Chiavari. La “caccia” ai rapinatori è durata cinque mesi e, dopo le prove ed i riscontri da parte dei carabinieri, il magistrato ha emesso un’ordinanza di custodia cautelare per due nomadi, di etnia sinti, di 31 e 37 anni.

La coppia, secondo quanto ricostruito dai militari del Nucleo Investigativo di Genova, faceva parte della banda che nell’agosto di questo anno, sulle alture di Chiavari, aveva tentato una rapina ai danni di un farmacista e di sua moglie. La banda, composta anche da un terzo uomo (padre di uno dei due rapinatori) venne messa in fuga da un colpo di pistola che sparò il padrone di casa dopo che i rapinatori si erano introdotti nella villa, mentre la moglie del farmacista stava facendo entrare il cane in casa. Uno dei tre nomadi, di origine sinti, ferito al braccio venne arrestato poco dopo essersi presentato al pronto soccorso dell’ospedale genovese Villa Scassi.

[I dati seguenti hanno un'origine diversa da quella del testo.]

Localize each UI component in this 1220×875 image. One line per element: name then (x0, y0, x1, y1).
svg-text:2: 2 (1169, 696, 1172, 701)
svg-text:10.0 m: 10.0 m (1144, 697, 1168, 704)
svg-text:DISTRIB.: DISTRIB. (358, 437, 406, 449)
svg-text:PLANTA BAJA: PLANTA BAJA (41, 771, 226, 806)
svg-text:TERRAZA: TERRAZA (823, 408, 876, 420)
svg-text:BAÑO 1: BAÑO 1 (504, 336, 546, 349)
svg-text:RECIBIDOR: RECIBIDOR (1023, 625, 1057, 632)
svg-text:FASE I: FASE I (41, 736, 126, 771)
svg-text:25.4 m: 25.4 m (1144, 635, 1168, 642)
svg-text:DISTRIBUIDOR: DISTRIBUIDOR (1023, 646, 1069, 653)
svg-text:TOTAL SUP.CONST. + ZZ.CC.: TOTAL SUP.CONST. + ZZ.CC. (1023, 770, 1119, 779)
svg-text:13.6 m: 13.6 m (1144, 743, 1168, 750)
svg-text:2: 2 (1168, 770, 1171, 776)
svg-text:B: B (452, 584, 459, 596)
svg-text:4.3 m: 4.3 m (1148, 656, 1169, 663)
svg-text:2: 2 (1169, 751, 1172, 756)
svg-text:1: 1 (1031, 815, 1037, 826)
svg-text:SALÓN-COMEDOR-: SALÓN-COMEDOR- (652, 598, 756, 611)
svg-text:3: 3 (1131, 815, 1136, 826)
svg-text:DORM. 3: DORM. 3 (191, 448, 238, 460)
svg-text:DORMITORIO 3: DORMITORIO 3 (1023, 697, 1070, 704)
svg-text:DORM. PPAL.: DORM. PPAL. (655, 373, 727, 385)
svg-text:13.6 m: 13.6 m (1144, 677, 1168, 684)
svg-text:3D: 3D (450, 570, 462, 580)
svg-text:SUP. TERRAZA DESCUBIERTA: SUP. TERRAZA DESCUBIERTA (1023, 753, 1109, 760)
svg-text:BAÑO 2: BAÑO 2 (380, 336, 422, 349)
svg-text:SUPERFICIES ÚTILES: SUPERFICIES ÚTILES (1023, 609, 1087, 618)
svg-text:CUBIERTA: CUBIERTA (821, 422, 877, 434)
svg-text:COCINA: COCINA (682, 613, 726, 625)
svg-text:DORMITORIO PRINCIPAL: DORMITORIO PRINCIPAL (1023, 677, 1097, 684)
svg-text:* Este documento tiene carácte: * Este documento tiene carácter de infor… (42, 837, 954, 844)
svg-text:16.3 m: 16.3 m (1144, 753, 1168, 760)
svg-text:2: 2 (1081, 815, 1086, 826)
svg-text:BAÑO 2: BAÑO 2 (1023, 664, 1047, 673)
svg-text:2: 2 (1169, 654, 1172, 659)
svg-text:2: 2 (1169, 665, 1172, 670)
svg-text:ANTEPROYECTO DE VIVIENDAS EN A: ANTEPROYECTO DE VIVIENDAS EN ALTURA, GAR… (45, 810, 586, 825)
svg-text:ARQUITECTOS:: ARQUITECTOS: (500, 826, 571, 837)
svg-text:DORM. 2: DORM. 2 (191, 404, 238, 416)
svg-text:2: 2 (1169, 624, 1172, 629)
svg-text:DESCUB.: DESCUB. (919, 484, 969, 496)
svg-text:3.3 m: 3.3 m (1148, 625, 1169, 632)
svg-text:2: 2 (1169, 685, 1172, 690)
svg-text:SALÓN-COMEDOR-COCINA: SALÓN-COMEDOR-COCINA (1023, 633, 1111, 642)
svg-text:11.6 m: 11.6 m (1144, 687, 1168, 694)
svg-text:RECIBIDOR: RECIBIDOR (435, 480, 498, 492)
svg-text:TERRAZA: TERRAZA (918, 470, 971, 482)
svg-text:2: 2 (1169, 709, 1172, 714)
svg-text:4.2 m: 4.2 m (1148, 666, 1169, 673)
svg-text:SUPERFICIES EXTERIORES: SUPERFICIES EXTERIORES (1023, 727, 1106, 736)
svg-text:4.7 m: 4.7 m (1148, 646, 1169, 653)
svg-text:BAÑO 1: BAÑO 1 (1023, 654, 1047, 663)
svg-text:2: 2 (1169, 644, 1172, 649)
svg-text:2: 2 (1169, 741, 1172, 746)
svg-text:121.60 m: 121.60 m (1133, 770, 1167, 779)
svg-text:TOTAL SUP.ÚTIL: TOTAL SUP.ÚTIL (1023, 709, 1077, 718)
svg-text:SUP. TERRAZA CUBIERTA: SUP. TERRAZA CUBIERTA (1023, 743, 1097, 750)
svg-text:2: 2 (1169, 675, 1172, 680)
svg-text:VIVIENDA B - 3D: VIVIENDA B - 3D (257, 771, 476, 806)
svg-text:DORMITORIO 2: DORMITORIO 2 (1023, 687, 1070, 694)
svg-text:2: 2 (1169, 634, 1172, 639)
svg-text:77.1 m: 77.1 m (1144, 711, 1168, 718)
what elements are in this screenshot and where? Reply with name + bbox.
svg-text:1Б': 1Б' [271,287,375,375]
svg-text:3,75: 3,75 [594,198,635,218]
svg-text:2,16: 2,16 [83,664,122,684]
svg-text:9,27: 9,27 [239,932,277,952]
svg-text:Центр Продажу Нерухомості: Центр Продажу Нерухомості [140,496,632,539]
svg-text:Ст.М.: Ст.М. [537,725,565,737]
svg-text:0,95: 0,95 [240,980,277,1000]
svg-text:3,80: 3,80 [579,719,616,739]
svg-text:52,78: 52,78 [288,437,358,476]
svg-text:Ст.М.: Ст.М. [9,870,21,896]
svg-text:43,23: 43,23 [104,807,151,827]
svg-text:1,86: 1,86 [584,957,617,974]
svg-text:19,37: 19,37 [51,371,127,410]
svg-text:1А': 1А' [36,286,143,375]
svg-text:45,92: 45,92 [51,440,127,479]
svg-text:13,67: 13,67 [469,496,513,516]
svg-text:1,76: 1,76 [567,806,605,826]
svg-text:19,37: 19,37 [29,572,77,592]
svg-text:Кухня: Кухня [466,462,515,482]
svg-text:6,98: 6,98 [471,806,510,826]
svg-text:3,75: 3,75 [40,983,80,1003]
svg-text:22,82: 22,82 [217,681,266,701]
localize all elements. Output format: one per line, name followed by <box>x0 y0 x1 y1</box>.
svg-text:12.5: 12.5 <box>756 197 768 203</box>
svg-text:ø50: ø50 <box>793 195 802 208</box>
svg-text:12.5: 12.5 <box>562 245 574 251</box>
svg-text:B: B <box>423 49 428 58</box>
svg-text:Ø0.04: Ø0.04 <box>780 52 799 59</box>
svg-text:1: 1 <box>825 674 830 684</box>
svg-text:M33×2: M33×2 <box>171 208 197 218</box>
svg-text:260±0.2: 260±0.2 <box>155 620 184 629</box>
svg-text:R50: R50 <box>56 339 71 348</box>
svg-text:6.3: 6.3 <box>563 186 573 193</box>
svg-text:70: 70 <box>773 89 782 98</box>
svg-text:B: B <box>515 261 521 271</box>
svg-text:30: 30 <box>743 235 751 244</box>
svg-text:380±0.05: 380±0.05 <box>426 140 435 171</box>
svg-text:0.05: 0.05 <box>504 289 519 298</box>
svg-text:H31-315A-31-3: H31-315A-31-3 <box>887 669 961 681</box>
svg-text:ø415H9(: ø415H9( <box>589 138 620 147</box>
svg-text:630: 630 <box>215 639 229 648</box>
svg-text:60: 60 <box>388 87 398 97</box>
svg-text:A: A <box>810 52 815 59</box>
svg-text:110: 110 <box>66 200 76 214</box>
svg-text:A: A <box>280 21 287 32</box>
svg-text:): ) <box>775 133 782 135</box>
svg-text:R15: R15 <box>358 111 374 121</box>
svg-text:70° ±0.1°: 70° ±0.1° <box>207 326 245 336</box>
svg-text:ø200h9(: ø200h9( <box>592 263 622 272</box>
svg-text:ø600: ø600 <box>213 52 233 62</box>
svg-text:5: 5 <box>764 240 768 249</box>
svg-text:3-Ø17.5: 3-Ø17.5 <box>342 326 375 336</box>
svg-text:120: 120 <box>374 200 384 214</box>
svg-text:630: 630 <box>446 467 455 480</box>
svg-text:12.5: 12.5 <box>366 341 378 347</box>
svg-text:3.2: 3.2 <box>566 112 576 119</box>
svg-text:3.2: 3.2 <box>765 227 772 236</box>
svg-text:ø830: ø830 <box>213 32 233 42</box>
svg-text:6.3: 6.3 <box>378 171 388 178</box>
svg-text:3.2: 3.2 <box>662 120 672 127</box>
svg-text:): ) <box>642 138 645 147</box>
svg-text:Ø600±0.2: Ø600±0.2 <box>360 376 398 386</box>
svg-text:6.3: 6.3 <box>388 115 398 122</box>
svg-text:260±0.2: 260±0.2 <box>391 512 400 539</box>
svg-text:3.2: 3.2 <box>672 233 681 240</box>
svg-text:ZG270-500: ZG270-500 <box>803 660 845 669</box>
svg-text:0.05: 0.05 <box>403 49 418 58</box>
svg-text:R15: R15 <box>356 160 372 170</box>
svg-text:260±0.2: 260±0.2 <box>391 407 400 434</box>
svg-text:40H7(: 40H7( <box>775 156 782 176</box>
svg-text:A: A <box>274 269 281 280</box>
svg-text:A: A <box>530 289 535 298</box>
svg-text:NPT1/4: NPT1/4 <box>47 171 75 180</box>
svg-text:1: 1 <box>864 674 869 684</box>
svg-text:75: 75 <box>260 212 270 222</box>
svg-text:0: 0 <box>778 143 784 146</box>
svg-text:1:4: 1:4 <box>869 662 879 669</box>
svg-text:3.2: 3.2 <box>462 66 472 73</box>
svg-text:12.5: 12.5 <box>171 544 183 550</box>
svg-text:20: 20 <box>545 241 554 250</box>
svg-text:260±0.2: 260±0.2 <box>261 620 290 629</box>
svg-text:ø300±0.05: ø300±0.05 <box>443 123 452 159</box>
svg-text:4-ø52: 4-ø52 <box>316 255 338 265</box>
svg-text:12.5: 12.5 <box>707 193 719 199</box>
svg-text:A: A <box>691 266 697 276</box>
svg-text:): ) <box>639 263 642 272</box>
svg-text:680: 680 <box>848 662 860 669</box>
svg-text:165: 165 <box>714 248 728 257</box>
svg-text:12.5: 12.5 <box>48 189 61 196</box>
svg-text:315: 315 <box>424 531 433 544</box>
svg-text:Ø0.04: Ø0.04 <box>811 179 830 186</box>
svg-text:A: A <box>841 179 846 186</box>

Per gli altri due c’è voluto un paziente e preciso lavoro da parte dei militari che li hanno rintracciati a San Damiano d’Asti, grazie anche alla collaborazione dei carabinieri di Asti. Per i tre l’accusa è rapina aggravata: avevano immobilizzato la donna con fascette di plastica mentre il marito sotto la minaccia dei rapinatori avrebbe dovuto aprire la cassaforte. Il padrone di casa, possessore di un’arma legalmente denunciata, sparò un colpo contro i ladri che scapparono.